The time was right for mail order merchandise. Fueled by the Homestead Act of 1862, America’s westward expansion followed the growth of the railroads. The postal system aided the mail order business by permitting the classification of mail order publications as aids in the dissemination of knowledge entitling these catalogs the postage rate of one cent per pound. The advent of Rural Free Delivery in 1896 also made distribution of the catalog economical.

All this set the stage for the Sears, Roebuck and Co. catalog. A master at slogans and catchy phrases, Richard Sears illustrated the cover of his 1894 catalog declaring it the “Book of Bargains: A Money Saver for Everyone,” and the “Cheapest Supply House on Earth,” claiming that “Our trade reaches around the World.” Sears also knew the importance of keeping customers, boldly stating that “We Can’t Afford to Lose a Customer.” He proudly included testimonials from satisfied customers and made every effort to assure the reader that Sears had the lowest prices and best values. This catalog expanded from watches and jewelry, offering merchandise such as sewing machines, sporting goods, musical instruments, saddles, firearms, buggies, bicycles, baby carriages, and men’s and children’s clothing. The 1895 catalog added eyeglasses, including a self-test for “old sight, near sight and astigmatism.” At this time Sears wrote nearly every line appearing in the catalogs drawing upon his personal experience using language and expressions that appealed to his target customers.

In 1896 Richard Sears added a spring and fall catalog and enlarged the size. He also extended an open invitation for all customers to visit the company’s Chicago headquarters. For the first time the company charged for the catalog. Sears tried to mitigate the 25-cent fee by promising to apply the fee to any orders over 10 dollars. Specialty catalogs now appeared covering such items as bicycles, books, clothing, groceries, pianos and organs, and sewing machines. Sears sold the earliest entertainment centers in the form of magic lanterns. These were either a single slide type, or a version called the chromatrope, which showed a succession of slides giving the viewers a motion picture feel.

Sears added a color section in 1897, advertising shoes in black, red and brown. New products included cloth bound books as cheap alternatives to hardbound books, and the Edison Graphophone Talking Machine. Incorporating a new trend, Sears added a “club order program” encouraging customers to combine their orders with friends or neighbors to share in discounts. A Builders Hardware and Material Section appeared; selling everything a customer needed to construct a building. Noting that all men are not equal in size and shape, Sears targeted the extra stout and extra large customer with men’s laundered shirts specifically made for them.

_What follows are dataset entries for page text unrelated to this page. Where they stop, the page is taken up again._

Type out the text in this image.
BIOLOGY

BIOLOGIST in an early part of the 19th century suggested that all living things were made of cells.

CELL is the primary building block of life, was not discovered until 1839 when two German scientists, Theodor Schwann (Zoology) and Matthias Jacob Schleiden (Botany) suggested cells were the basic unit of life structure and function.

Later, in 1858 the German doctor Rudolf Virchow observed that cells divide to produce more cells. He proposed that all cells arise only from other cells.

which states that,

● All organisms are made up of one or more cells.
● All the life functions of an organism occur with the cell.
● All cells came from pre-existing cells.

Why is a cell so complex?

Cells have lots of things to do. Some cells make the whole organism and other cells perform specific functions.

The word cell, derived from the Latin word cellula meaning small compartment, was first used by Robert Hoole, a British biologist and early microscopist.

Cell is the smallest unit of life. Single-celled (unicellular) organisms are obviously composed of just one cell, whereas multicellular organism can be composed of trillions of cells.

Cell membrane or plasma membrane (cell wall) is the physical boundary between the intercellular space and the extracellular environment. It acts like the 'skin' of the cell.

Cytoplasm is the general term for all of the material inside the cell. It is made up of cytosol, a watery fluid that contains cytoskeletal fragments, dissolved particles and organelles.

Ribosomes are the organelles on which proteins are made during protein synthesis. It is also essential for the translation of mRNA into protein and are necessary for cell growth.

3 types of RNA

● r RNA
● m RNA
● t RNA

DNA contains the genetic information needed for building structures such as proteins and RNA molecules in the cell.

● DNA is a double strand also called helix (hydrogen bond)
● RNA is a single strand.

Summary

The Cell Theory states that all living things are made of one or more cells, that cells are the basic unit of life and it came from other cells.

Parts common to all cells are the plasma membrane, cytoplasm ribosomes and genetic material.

In 1898, he added more specialty catalogs including ones for photographic goods, talking machines, and mixed paints. In the general catalog a color section showed different buggies in red, green, brown, and black with gold or silver trim. He placed the Graphophone in an office setting, and the optigraph moving picture machine appeared. Reflecting current events, the lantern slide collection included shows on the Klondike gold fields, the destruction of the Maine and the Cuban war.

The 1899 catalog featured color images of carpets, furniture, and china. In the photographic supplies section Sears offered “Special Lecture Outfits” giving the purchaser projection equipment, a screen, advertising posters, admission tickets, and a printing outfit, everything an entrepreneur needed to set up a theater for paying customers. The optigraph moving picture equipment worked with either electricity or a system using a gas process to provide illumination. Limes were one of the ingredients used in these gas systems helping coin the phrase “in the lime light.”

The 1903 catalog included the commitment “Your money back if you are not satisfied,” and Richard Sears added a handwritten note to his customers. Always looking to cater to customer needs, Sears employed translators who could “read and write all languages.” He featured new items such as barber chairs, disc graphophones, and basketballs and goals (hoops). The next year he sold the Eveready searchlight and the babygate, and the company announced the opening of the Sears camera factory. The wig department added wigs for African-American men and women. To encourage repeat customers, Sears initiated a program called “customer profit sharing” giving the customer a one-dollar certificate for every dollar spent. By accumulating these certificates the customer could redeem them for specific items.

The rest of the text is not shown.